College hockey seems to be a hotbed for ratings systems -- possibly because (like college football) it has many teams and few games.  One of the most popular ratings sytems for college hockey is Ken's Ratings for American College Hockey (KRACH).  KRACH is based upon Bradley-Terry rankings, which is a probablistic model for pairwise comparison, i.e., gives a method for ranking a set of entities by making only pairwise comparisons.  Since games are "pairwise comparisons" between teams, there's an obvious application to ranking sports teams.

Unlike some of the rating systems we've looked at, KRACH gives the ratings a specific meaning: an odds scale.  This means that if Team A has a rating of 200 and Team B has a rating of 100, then Team A is a 2:1 favorite to beat Team B.  If Team A and Team B play an infinitely long series of games, then Team A is expected to win 2/3 of those games and Team B to win 1/3.  If Team A and Team B play just a single game, then Team A is expected to win 0.66 of that game and Team B is expected to win 0.33 of that game.

(I'm reminded of the old joke that a statistician is a person who can put his head in an oven, his feet in a freezer, and on average be quite comfortable.)
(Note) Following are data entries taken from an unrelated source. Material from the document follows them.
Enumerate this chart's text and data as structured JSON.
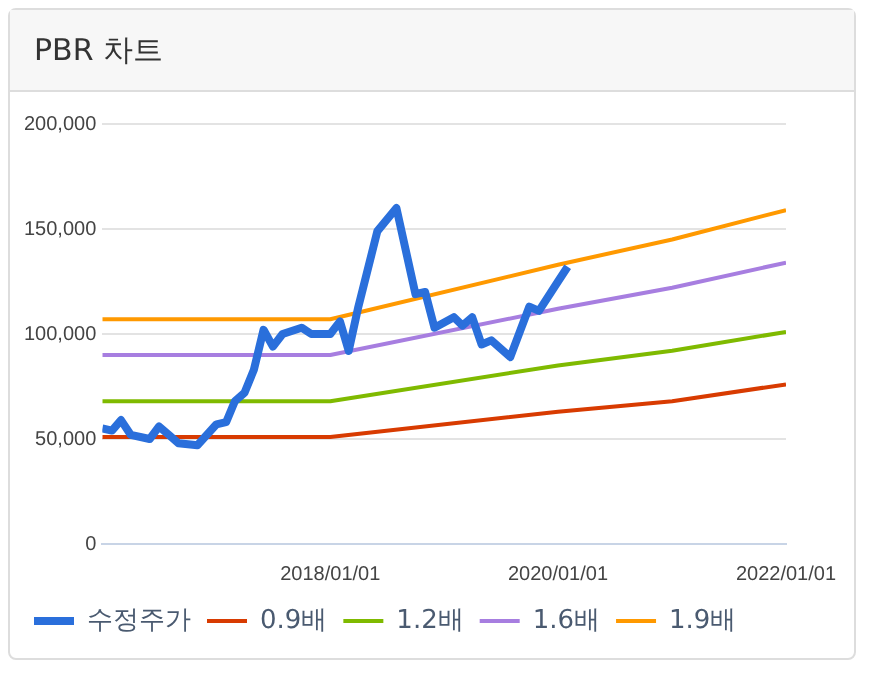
{
  "chart_data": {
    "type": "line",
    "title": "PBR 차트",
    "xlim": [
      "2016-01",
      "2022-01"
    ],
    "xticks": [
      {
        "value": "2018-01",
        "label": "2018/01/01"
      },
      {
        "value": "2020-01",
        "label": "2020/01/01"
      },
      {
        "value": "2022-01",
        "label": "2022/01/01"
      }
    ],
    "ylim": [
      0,
      200000
    ],
    "yticks": [
      0,
      {
        "value": 50000,
        "label": "50,000"
      },
      {
        "value": 100000,
        "label": "100,000"
      },
      {
        "value": 150000,
        "label": "150,000"
      },
      {
        "value": 200000,
        "label": "200,000"
      }
    ],
    "grid": "y",
    "legend": "bottom",
    "marker": "none",
    "line_style": "solid",
    "series": [
      {
        "name": "수정주가",
        "color": "#2a6fdb",
        "x": [
          "2016-01",
          "2016-02",
          "2016-03",
          "2016-04",
          "2016-06",
          "2016-07",
          "2016-08",
          "2016-09",
          "2016-11",
          "2017-01",
          "2017-02",
          "2017-03",
          "2017-04",
          "2017-05",
          "2017-06",
          "2017-07",
          "2017-08",
          "2017-10",
          "2017-11",
          "2018-01",
          "2018-02",
          "2018-03",
          "2018-04",
          "2018-06",
          "2018-08",
          "2018-10",
          "2018-11",
          "2018-12",
          "2019-02",
          "2019-03",
          "2019-04",
          "2019-05",
          "2019-06",
          "2019-08",
          "2019-10",
          "2019-11",
          "2020-01",
          "2020-02"
        ],
        "values": [
          55000,
          54000,
          59000,
          52000,
          50000,
          56000,
          52000,
          48000,
          47000,
          57000,
          58000,
          68000,
          72000,
          83000,
          102000,
          94000,
          100000,
          103000,
          100000,
          100000,
          106000,
          92000,
          113000,
          149000,
          160000,
          119000,
          120000,
          103000,
          108000,
          104000,
          108000,
          95000,
          97000,
          89000,
          113000,
          111000,
          125000,
          132000
        ]
      },
      {
        "name": "0.9배",
        "color": "#d83b01",
        "x": [
          "2016-01",
          "2018-01",
          "2020-01",
          "2021-01",
          "2022-01"
        ],
        "values": [
          51000,
          51000,
          63000,
          68000,
          76000
        ]
      },
      {
        "name": "1.2배",
        "color": "#7fba00",
        "x": [
          "2016-01",
          "2018-01",
          "2020-01",
          "2021-01",
          "2022-01"
        ],
        "values": [
          68000,
          68000,
          85000,
          92000,
          101000
        ]
      },
      {
        "name": "1.6배",
        "color": "#a77ee0",
        "x": [
          "2016-01",
          "2018-01",
          "2020-01",
          "2021-01",
          "2022-01"
        ],
        "values": [
          90000,
          90000,
          112000,
          122000,
          134000
        ]
      },
      {
        "name": "1.9배",
        "color": "#ff9900",
        "x": [
          "2016-01",
          "2018-01",
          "2020-01",
          "2021-01",
          "2022-01"
        ],
        "values": [
          107000,
          107000,
          133000,
          145000,
          159000
        ]
      }
    ]
  }
}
So if we're given a team and its schedule (along with the KRACH ratings) we can calculated the expected number of wins by summing up the expected wins for each game.  For example, if a Team with a Krach rating of 100 plays Teams A, B, C, and D with ratings of (respectively) 150, 100, 75 and 50, then the expected number of wins is:
X vs A:  0.40
X vs B:  0.50
X vs C:  0.57
X vs D:  0.67
------
Total:  2.14
What the KRACH system does is try to pick ratings for all the teams (simultaneously) so that the expected number of wins for each team matches the actual number of wins.  As you might imagine, this requires an iterative approach.  The update equation for each iteration is given by this formula:
Ki = Vi / Sum over j of [Nij/(Ki+Kj)]
Where Ki is the KRACH rating for team i, Vi is the number of wins for team i, and Nij is the number of times that team i and j have played each other.  To avoid problems with undefeated and winless teams, we also need to add in a "tie" game with a fictitious team with an arbitrary rating.

There's one other adjustment necessary for using the KRACH ratings for prediction.  Since the KRACH ratings represent odds, when we compare two ratings to predict an outcome, we need to use a ratio of the ratings:
Ki/(Ki+Kj)
rather than use Ki and Kj directly in our linear regression.

Implementing the KRACH rating and testing with our usual methodology yields this performance:

Predictor    % Correct    MOV Error
Wilson77.7%10.33
KRACH71.5%11.50

Once again, this rating does not provide an improvement on our best rating so far.  Because the KRACH rating is an odds rating, we might expect the MOV Error to be higher, but even on predicting outcome, KRACH is not an improvement on Wilson.